Kamil Stoch w wielkim stylu wygrał kwalifikacje do pierwszych w sezonie zawodów Pucharu Świata. Po nich tonował emocje.
Stoch był zdecydowanie najlepszy w stawce. W swojej próbie zaliczył aż 135 m. Drugiego Anze Laniska wyprzedził o ponad dziesięć punktów.
34-latek cieszy się, że sezon w końcu się zaczyna. Twierdzi jednak, że nie przywiązuje większej wagi do pierwszych wyników.
- Super w końcu poczuć śnieg pod nartami, super w końcu hamować bokiem i czuć zimową aurę. Nie było we mnie niepewności. Wiem, co zrobiłem przez całe lato. Nie przykuwałbym uwagi do wyników osiąganych w ten weekend. Jest po prostu za wcześnie. Niżny Tagił bywa zwodniczy - mówił Stoch w rozmowie z "Eurosportem".
W weekend w Niżnym Tagile zostaną rozegrane dwa konkursy indywidualne.

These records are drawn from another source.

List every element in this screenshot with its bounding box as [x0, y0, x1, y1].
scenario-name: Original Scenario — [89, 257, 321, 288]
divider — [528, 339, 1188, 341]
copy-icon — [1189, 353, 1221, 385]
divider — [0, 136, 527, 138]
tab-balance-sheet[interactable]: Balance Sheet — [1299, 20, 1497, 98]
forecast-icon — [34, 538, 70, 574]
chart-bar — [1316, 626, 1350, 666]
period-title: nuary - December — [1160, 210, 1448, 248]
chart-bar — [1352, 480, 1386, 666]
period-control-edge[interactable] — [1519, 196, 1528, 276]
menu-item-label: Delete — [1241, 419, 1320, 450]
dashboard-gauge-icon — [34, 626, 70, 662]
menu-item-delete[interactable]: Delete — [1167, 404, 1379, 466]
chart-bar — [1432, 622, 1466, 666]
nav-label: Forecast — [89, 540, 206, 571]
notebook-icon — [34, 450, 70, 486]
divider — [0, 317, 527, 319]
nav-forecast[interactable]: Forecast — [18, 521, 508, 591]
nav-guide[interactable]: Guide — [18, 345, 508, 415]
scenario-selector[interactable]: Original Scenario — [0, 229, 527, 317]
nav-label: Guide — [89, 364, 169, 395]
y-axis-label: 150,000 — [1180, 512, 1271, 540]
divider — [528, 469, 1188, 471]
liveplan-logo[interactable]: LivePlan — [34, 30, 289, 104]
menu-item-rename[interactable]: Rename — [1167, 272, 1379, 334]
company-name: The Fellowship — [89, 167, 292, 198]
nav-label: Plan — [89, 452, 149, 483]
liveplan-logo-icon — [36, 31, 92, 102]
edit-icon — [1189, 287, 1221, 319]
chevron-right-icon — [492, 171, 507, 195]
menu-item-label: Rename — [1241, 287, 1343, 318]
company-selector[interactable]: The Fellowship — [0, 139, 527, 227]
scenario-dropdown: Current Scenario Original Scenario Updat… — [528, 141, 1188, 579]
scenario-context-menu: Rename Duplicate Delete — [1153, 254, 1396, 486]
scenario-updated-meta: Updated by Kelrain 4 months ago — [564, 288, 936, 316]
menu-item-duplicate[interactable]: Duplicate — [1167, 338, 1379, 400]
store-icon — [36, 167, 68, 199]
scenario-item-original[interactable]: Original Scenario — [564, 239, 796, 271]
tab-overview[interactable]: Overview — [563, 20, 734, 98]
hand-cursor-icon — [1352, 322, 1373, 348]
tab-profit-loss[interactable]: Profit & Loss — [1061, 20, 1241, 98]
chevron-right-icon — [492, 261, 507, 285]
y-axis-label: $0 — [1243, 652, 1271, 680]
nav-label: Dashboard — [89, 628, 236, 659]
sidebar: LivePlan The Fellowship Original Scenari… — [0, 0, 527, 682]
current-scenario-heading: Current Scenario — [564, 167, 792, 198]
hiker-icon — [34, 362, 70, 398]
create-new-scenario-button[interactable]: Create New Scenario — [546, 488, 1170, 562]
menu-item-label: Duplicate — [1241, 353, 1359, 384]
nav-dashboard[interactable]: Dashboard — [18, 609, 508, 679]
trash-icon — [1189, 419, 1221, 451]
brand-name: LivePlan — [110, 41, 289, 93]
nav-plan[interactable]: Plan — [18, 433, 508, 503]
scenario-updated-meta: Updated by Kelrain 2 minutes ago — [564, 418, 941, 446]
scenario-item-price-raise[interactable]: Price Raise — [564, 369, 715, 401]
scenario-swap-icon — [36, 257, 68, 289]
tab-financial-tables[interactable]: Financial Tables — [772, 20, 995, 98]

Pierwszy z nich rozpocznie się w sobotę o 16:00.
- Czeka mnie naprawdę pracowity weekend. Muszę włożyć dużo wysiłku szczególnie w mentalne podejście do zawodów. Początek zawsze jest trudny, zwariowany, jest dużo bodźców i trzeba być spokojnym. Jestem zdenerwowany, przed każdym skokiem czuję adrenalinę. Czuję za sobą obecność takiego małego chochlika, który mówi "pokaż, na co cię stać", a tutaj naprawdę trzeba się trzymać w ryzach - ocenił Stoch.
Poza nim w sobotę wystartuje jeszcze czterech reprezentantów Polski. Do konkursu zakwalifikowali się Dawid Kubacki, Piotr Żyła, Jakub Wolny i Andrzej Stękała.